A Sonoma County farmer who’s been growing vegetables on a hillside parcel for five years and now wants to plant wine grapes faces a bureaucratic wall: under current rules, that swap counts as new vineyard development, triggering the same permit process required for breaking raw ground.
A proposed change to county law, circulated Tuesday, would fix that.
The county’s Agriculture Department is asking the Board of Supervisors to amend the Vineyard Erosion and Sediment Control Ordinance — VESCO — to let farmers who have worked a parcel for at least five years switch to grapes or orchard crops under the lighter “replanting” permit pathway rather than the heavier “new development” track.

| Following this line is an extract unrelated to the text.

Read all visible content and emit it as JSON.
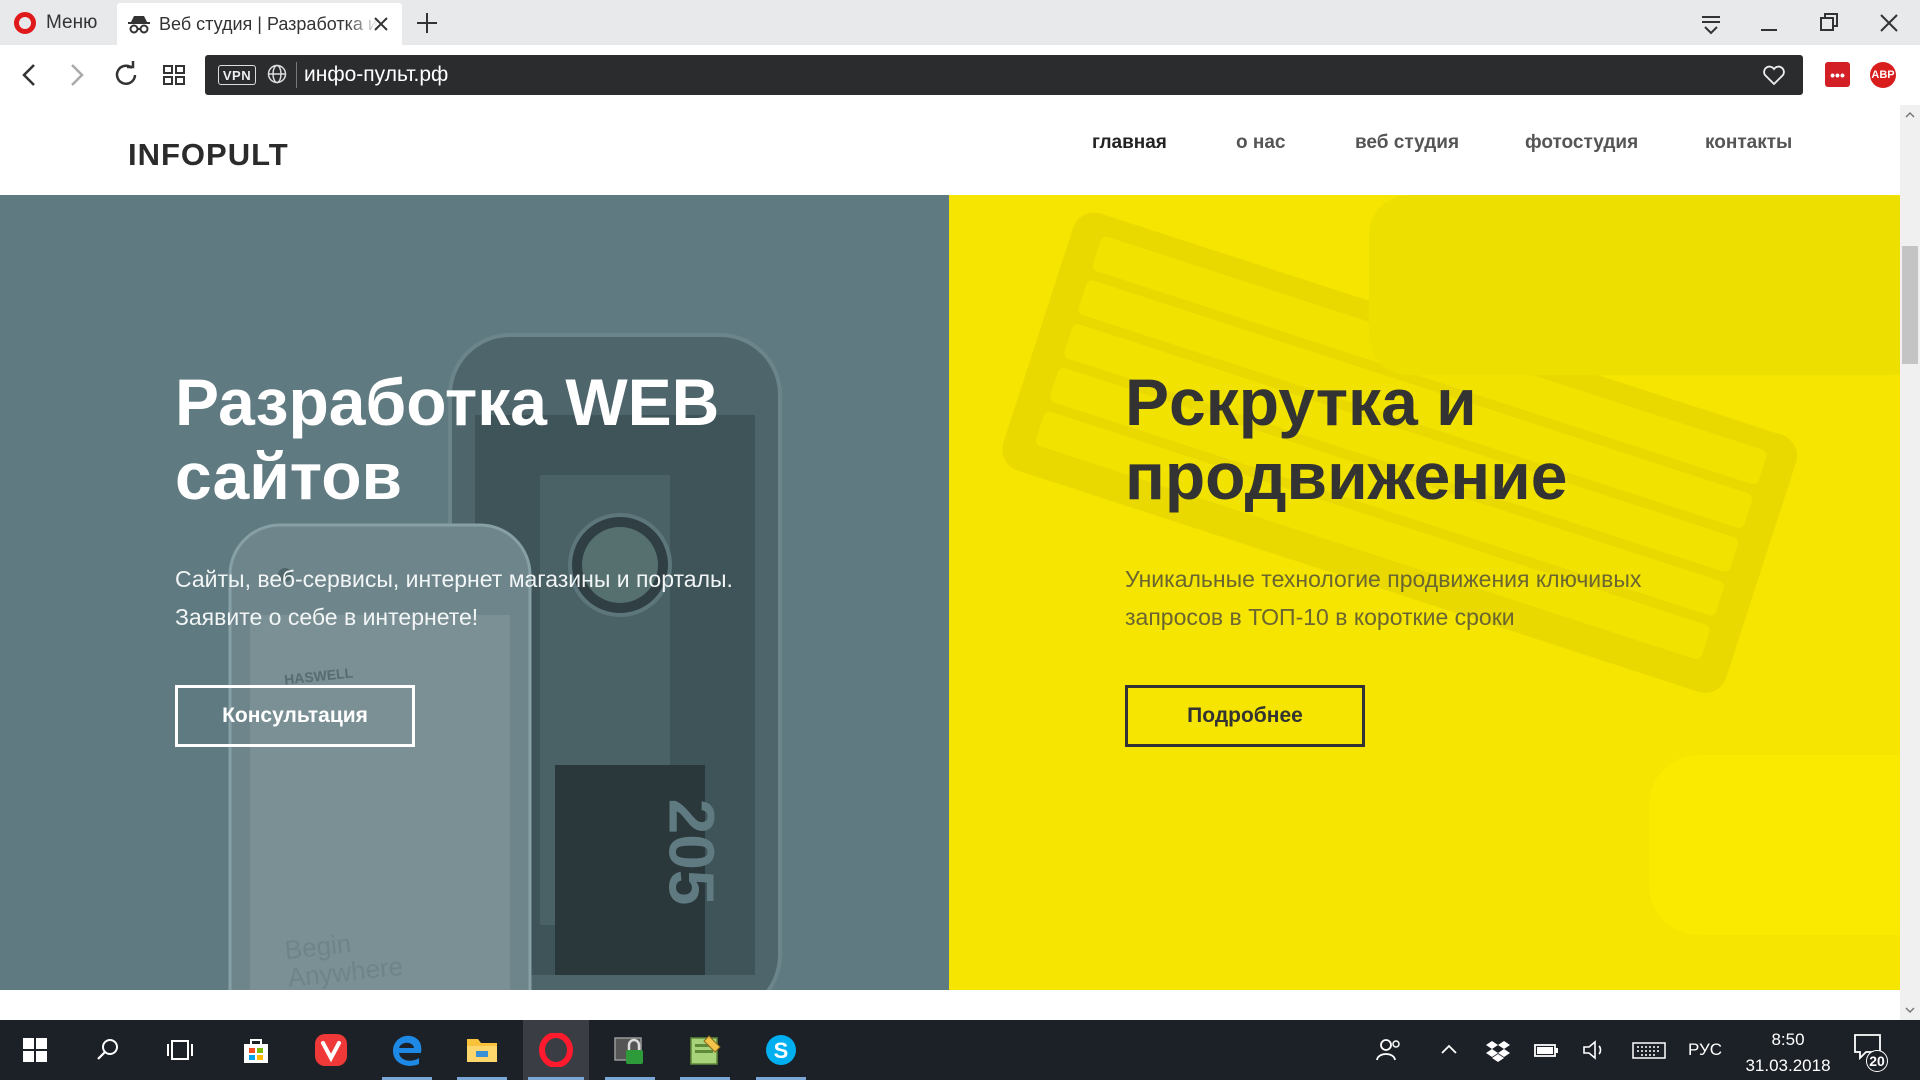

The county doesn’t regulate what farmers grow. It regulates what they do to the land to grow it.
Planting a vineyard means moving a lot of dirt. Growers grade slopes, cut roads, install drainage pipes and terrace hillsides. All that earthmoving can send soil into streams. Sonoma County’s streams are home to coho salmon, listed as endangered under federal law, and steelhead, listed as threatened. VESCO requires farmers to submit erosion control plans before making those changes.
Under current rules, growers converting cultivated fields — land already being farmed — to vineyards or orchards must go through the new development process but get a pass on one step: a biotic resource assessment, which checks for sensitive plant and animal species.
The proposed amendment would move those conversions onto the replanting track, which carries its own, generally lighter standards. The tradeoff: conversions in areas the federal government has designated as critical habitat would now require a focused species assessment — a check not currently demanded of cultivated-land conversions.
“Because crop conversions would instead be regulated under the provisions for replanting permits,” the Agriculture Department wrote in the memo, “the permit requirements for new vineyard and orchard development would revert back to the prior ordinance language before the cultivated lands exemption was introduced.”
The proposal grew out of an April 14 workshop held by the Board of Supervisors’ Agriculture Ad Hoc Committee. Growers, industry groups and members of the public testified that farms needed more flexibility to rotate and change crops. The committee directed staff to develop a multi-year workplan.
On June 2, the committee brought that workplan to the full board, with the VESCO amendments listed as an early action item.
The proposal would also put on paper an extension option the Board approved in 2021 but never wrote into the ordinance. Replanting permits currently run five years. The new language would let farmers request one additional five-year extension before a permit expires — 10 years total to finish a conversion.
No board hearing date has been set.
The proposal was prepared by the Agriculture Department under Commissioner Andrew F. Smith.